The Reverend’s New Clothes

Al Sharpton’s Fashion Journey

Now that the sweatsuits have disappeared, where do you get these fancier duds? A friend of mine took me to his designer, Eduardo, uptown, and told me, "Pick whatever two suits you want." That's when I came up with the kind of suit I like: the vest with lapels under the jacket. Now it's almost become an image thing that everybody identifies with me, but why I like it is because on someone heavy, full-chested, it deflates the look—so you look at the lapels, you don't look at the girth. It was the right style for me—almost a banker look, but a little different. I've never wanted to just blend in, but at the same time I didn't want to look too out there.

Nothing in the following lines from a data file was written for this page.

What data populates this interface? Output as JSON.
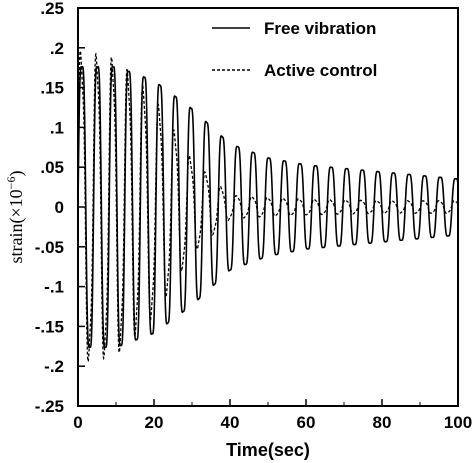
{
  "chart_data": {
    "type": "line",
    "title": "",
    "xlabel": "Time(sec)",
    "ylabel": {
      "prefix": "strain(",
      "times": "×",
      "base": "10",
      "exponent": "−6",
      "suffix": ")"
    },
    "xlim": [
      0,
      100
    ],
    "ylim": [
      -0.25,
      0.25
    ],
    "xticks": [
      0,
      20,
      40,
      60,
      80,
      100
    ],
    "xtick_labels": [
      "0",
      "20",
      "40",
      "60",
      "80",
      "100"
    ],
    "yticks": [
      0.25,
      0.2,
      0.15,
      0.1,
      0.05,
      0,
      -0.05,
      -0.1,
      -0.15,
      -0.2,
      -0.25
    ],
    "ytick_labels": [
      ".25",
      ".2",
      ".15",
      ".1",
      ".05",
      "0",
      "-.05",
      "-.1",
      "-.15",
      "-.2",
      "-.25"
    ],
    "grid": false,
    "legend_position": "top-right",
    "series": [
      {
        "name": "Free vibration",
        "style": "solid",
        "color": "#000000",
        "amplitude_envelope": [
          {
            "t": 0,
            "amp": 0.2
          },
          {
            "t": 10,
            "amp": 0.2
          },
          {
            "t": 20,
            "amp": 0.18
          },
          {
            "t": 30,
            "amp": 0.14
          },
          {
            "t": 40,
            "amp": 0.09
          },
          {
            "t": 50,
            "amp": 0.07
          },
          {
            "t": 60,
            "amp": 0.06
          },
          {
            "t": 70,
            "amp": 0.055
          },
          {
            "t": 80,
            "amp": 0.05
          },
          {
            "t": 90,
            "amp": 0.045
          },
          {
            "t": 100,
            "amp": 0.04
          }
        ],
        "period_sec": 4.1
      },
      {
        "name": "Active control",
        "style": "dashed",
        "color": "#000000",
        "amplitude_envelope": [
          {
            "t": 0,
            "amp": 0.2
          },
          {
            "t": 10,
            "amp": 0.19
          },
          {
            "t": 20,
            "amp": 0.14
          },
          {
            "t": 30,
            "amp": 0.06
          },
          {
            "t": 40,
            "amp": 0.015
          },
          {
            "t": 50,
            "amp": 0.012
          },
          {
            "t": 60,
            "amp": 0.01
          },
          {
            "t": 80,
            "amp": 0.008
          },
          {
            "t": 100,
            "amp": 0.008
          }
        ],
        "period_sec": 4.1
      }
    ]
  }
}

The only suits other than those from this guy Eduardo that I get are, like this coat, from Rochester Big and Tall Men.

It's a pretty expensive-looking coat. Once or twice a year Don King will come to town and we'll go shopping, and of course he pays for everything. I bought this coat—Rochester had to fit it to me—and about five suits and shoes. We just go shopping! Don can afford it. I don't even know how much it cost. Don and I went shopping one other day, and I think it came to, like, $15,000. I could never pay that kind of money, but I certainly wasn't going to turn it down.

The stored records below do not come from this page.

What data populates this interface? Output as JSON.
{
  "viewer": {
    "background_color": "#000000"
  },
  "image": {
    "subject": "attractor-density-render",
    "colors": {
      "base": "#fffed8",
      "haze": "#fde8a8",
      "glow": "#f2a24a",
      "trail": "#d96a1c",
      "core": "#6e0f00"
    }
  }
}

Well, since you brought it up, you're actually looking pretty slim these days. How'd you get the weight off? One meal a day! Cut down on your fried food and your starches! No sugar! And I do the treadmill an hour every morning. I get up at 5:30 every morning, even if I'm on the road. I try to stay at a hotel that's near a spa.

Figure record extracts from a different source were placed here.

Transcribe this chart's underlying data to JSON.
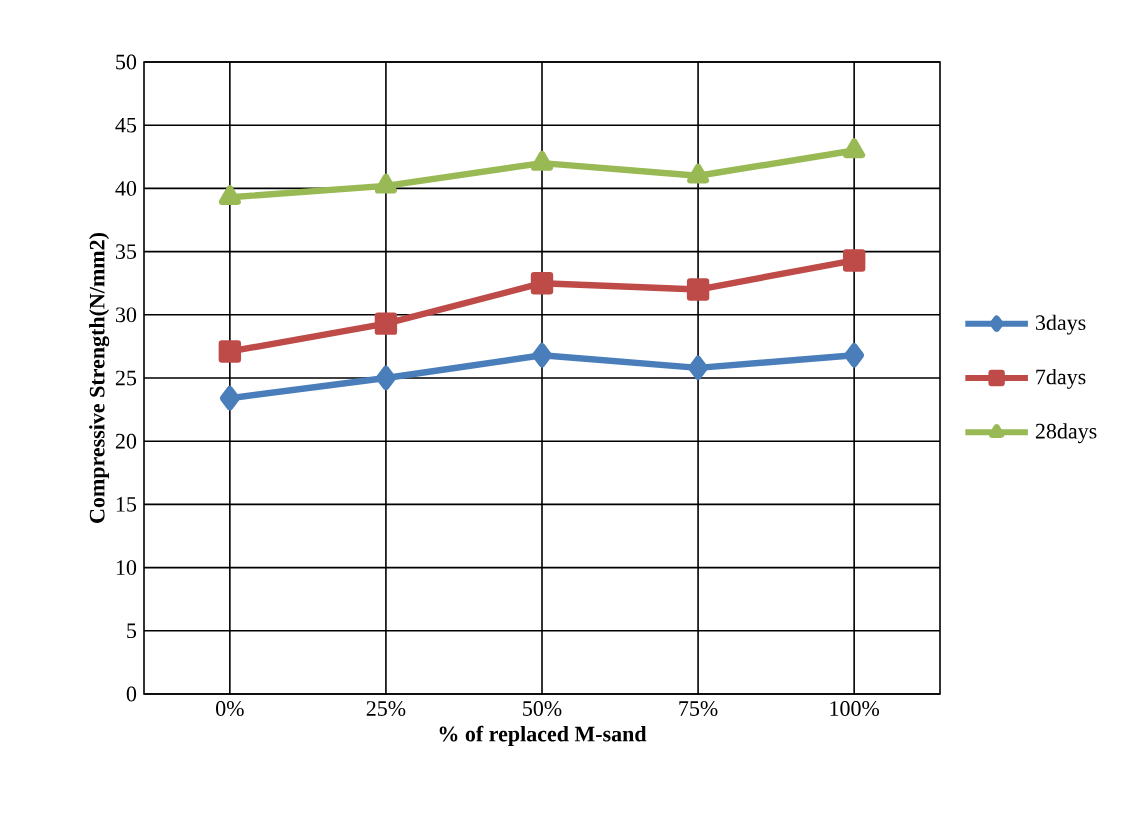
{
  "chart_data": {
    "type": "line",
    "xlabel": "% of replaced M-sand",
    "ylabel": "Compressive Strength(N/mm2)",
    "categories": [
      "0%",
      "25%",
      "50%",
      "75%",
      "100%"
    ],
    "series": [
      {
        "name": "3days",
        "color": "#4a7ebb",
        "marker": "diamond",
        "values": [
          23.4,
          25.0,
          26.8,
          25.8,
          26.8
        ]
      },
      {
        "name": "7days",
        "color": "#be4b48",
        "marker": "square",
        "values": [
          27.1,
          29.3,
          32.5,
          32.0,
          34.3
        ]
      },
      {
        "name": "28days",
        "color": "#98b954",
        "marker": "triangle",
        "values": [
          39.3,
          40.2,
          42.0,
          41.0,
          43.0
        ]
      }
    ],
    "ylim": [
      0,
      50
    ],
    "yticks": [
      0,
      5,
      10,
      15,
      20,
      25,
      30,
      35,
      40,
      45,
      50
    ],
    "grid": true,
    "legend": "right"
  }
}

So, Reverend, what did you think of the recent New York Times article that questioned who pays for your new clothes? That article was more a reflection of the cultural makeup of The New York Times! In the black community, it's customary for people to give gifts to their ministers! It's customary! You represent the community! Who wants somebody to go on Face the Nation and look like they can't polish their shoes? If you're telling somebody you're going to be their mayor or their senator, you can't dress like a hip-hop producer. On the other hand, if I think I'm going to spend the night in jail, I'm not going to wear one of my Eduardo suits.